-İnsanoğlu sahip olduğunun değil, sahip olmadıklarının konusunu dile getiriyor.
-Dolayısıyla birçok konuda ayrımcılığın ve eşitsizliğin yaşandığı ve yaşatıldığı coğrafyalar da böyle bir günün oluşturulması aslında batının, kendi derdine çare arayışının bir göstergesiymiş gibi geliyor bana.
-Dünyanın birçok ülkesinde de kutlanılan ‘8 Mart Dünya Emekçi Kadınlar Günü’ ilk olarak 20. Yüzyılın başlarında Kuzey Amerika ve Avrupa’da ortaya çıkarak, kadının ulusal, etnik, dinsel, kültürel, ekonomik ya da siyasi ayrımlarına bakılmaksızın başarılarının ve üretiminin tanındığı bir gün olarak ilan edilmiştir.
-Gelelim kendi topraklarımıza; ‘8 Mart Dünya Emekçi Kadınlar Günü’ ülkemizde ilk 1921 yılında tamamen farkındalık yaratacak eylemlerle kutlanmaya başlanmıştır.
-Ancak son yıllarda ismi ‘Dünya Kadınlar Günü’ olarak değiştirilip nedenini anlamadığım büyük bir ihtişam ve coşkuyla kutlanmaktadır.
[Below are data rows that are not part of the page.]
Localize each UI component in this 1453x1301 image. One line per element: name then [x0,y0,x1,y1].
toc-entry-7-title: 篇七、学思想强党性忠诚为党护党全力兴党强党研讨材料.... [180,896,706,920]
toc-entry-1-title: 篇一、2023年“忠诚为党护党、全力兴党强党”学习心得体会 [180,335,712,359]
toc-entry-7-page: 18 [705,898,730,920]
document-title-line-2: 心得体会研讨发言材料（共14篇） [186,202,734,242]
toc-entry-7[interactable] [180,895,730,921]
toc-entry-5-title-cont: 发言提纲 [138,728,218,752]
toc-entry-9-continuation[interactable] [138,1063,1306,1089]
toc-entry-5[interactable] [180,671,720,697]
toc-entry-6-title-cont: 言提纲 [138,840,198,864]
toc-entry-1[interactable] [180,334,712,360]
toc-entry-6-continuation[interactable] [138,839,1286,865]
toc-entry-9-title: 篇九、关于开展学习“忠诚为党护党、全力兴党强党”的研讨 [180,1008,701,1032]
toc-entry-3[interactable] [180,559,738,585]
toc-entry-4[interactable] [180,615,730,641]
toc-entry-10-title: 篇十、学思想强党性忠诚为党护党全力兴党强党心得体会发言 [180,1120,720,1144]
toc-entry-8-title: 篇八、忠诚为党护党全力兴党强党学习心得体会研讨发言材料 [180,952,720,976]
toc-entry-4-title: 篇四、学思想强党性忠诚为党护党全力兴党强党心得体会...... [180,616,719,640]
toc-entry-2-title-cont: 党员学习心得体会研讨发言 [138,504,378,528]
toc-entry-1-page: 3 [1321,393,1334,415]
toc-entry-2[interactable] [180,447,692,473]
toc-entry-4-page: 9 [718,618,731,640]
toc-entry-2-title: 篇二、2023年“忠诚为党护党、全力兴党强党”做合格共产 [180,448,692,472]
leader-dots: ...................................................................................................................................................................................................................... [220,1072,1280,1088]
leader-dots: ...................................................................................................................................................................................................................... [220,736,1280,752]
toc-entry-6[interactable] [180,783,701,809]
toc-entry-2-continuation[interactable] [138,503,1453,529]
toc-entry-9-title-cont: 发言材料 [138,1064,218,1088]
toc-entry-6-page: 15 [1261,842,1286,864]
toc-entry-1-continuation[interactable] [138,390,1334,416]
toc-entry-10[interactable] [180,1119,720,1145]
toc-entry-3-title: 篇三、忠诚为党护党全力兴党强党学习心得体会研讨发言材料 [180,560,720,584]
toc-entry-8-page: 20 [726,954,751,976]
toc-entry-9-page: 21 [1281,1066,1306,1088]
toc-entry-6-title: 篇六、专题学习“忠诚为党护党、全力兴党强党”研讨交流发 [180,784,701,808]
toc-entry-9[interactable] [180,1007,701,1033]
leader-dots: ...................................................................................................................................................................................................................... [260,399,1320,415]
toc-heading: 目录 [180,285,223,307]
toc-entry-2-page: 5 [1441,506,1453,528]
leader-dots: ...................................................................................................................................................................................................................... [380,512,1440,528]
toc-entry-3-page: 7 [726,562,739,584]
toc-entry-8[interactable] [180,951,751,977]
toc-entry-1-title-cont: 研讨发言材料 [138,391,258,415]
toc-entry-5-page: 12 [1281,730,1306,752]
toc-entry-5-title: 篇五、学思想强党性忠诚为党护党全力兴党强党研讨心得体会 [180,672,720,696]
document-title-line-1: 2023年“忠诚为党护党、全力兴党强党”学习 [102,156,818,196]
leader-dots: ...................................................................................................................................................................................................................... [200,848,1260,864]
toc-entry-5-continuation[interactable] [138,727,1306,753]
-Mağazalarda indirimler, etkileyici reklam filmleri, hediyeler, çiçekler ve hatta kutlama geceleri… Peki, 9 Mart olunca ne oluyor? Tabi ki her şey unutulmuş oluyor, kimse 8 Mart’ı hatırlamıyor bile.
-Tabi ki istisnaların ve devamı gelen sosyal projelerin olduğunu yadsımamakla birlikte; 8 Mart Dünya Emekçi Kadınlar Günü, bir taraftan tamamen içi boş, anlaşılmamış, insanları daha çok satın almaya teşvik eden, pazarlama şovlarıyla süslenmiş bir gün haline gelirken diğer taraftan da abartılı bir şekilde sanki bu topraklarda kadınlar yüzyıllardır acı çekiyor, zulüm ve baskı görüyor gibi gösterilmesi size de dengesiz ve abartılı gelmiyor mu?